Human sensory stimulation and deprivation: Positron emission tomographic results and strategies

Abstract

Fluorine-18-labeled fluorodeoxyglucose was used to measure local cerebral glucose metabolism by means of positron emission tomography (PET) in patients and in normal subjects. Various states of audiovisual stimulation and deprivation were explored. Our experience in performing neurobehavioral PET studies in over 145 normal right-handed individuals is described. In normal subjects metabolic left-right symmetry was found in states of partial sensory deprivation (eyes patched or ears plugged).

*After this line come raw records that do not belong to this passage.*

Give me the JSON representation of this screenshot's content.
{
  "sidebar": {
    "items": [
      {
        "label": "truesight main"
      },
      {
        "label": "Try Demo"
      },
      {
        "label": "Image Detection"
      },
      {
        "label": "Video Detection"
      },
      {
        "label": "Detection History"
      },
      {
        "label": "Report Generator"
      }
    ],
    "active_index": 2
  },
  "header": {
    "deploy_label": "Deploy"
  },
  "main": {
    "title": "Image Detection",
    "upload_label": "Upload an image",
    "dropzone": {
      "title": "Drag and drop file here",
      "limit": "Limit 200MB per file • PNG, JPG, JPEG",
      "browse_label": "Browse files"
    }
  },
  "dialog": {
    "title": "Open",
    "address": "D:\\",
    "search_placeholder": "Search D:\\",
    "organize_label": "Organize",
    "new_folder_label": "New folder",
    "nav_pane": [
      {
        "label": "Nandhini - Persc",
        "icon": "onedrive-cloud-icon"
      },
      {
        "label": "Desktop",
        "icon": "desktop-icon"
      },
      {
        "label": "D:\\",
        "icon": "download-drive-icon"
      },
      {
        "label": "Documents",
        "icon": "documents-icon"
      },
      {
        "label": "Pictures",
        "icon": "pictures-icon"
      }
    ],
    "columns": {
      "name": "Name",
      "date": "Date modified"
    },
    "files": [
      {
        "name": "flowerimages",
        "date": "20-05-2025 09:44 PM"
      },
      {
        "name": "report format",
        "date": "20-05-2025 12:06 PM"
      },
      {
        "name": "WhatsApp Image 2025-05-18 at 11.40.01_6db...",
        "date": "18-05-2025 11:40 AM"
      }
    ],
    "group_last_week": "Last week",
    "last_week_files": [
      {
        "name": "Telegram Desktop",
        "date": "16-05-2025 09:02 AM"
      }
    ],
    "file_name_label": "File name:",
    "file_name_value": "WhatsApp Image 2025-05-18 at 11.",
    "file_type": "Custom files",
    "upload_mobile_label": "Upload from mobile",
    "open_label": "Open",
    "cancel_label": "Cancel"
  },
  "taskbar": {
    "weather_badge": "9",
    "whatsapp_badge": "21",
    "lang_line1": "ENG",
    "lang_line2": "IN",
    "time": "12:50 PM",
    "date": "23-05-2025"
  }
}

Metabolic asymmetries (right less than left) were observed in subjects with more complete sensory deprivation (eyes patched and ears plugged). Auditory stimulation studies in normal subjects demonstrated metabolic evidence of cerebral lateralization. No correlation between site of metabolic response and side of stimulation was observed. Both the site and the side (left versus right) of maximal metabolic response correlated with the type (verbal versus nonverbal) and content of the stimulus as well as with the strategy used by the subject to solve the listening task. Visual stimuli of increasing complexity produced symmetrical increases in metabolic rate for the primary and secondary visual cortices. Focal stimulation of the central portion of the retina produced focal responses limited to the occipital poles, while full-field visual stimulation produced increased metabolic activity throughout the entire extent of the primary visual cortex. Patients with lesions of the visual pathway that spared the visual cortex itself demonstrated abnormalities in visual cortical metabolic rate that correlated with clinical symptoms. The refinement of neurobehavioral PET studies is discussed in terms of the limitations presently induced by spatial resolution, temporal resolution, anatomical localization accuracy, experimental neuropsychological paradigm design, and data analysis techniques. These limitations, as well as future prospects for using PET to study human brain function in both normal and pathological states, are discussed.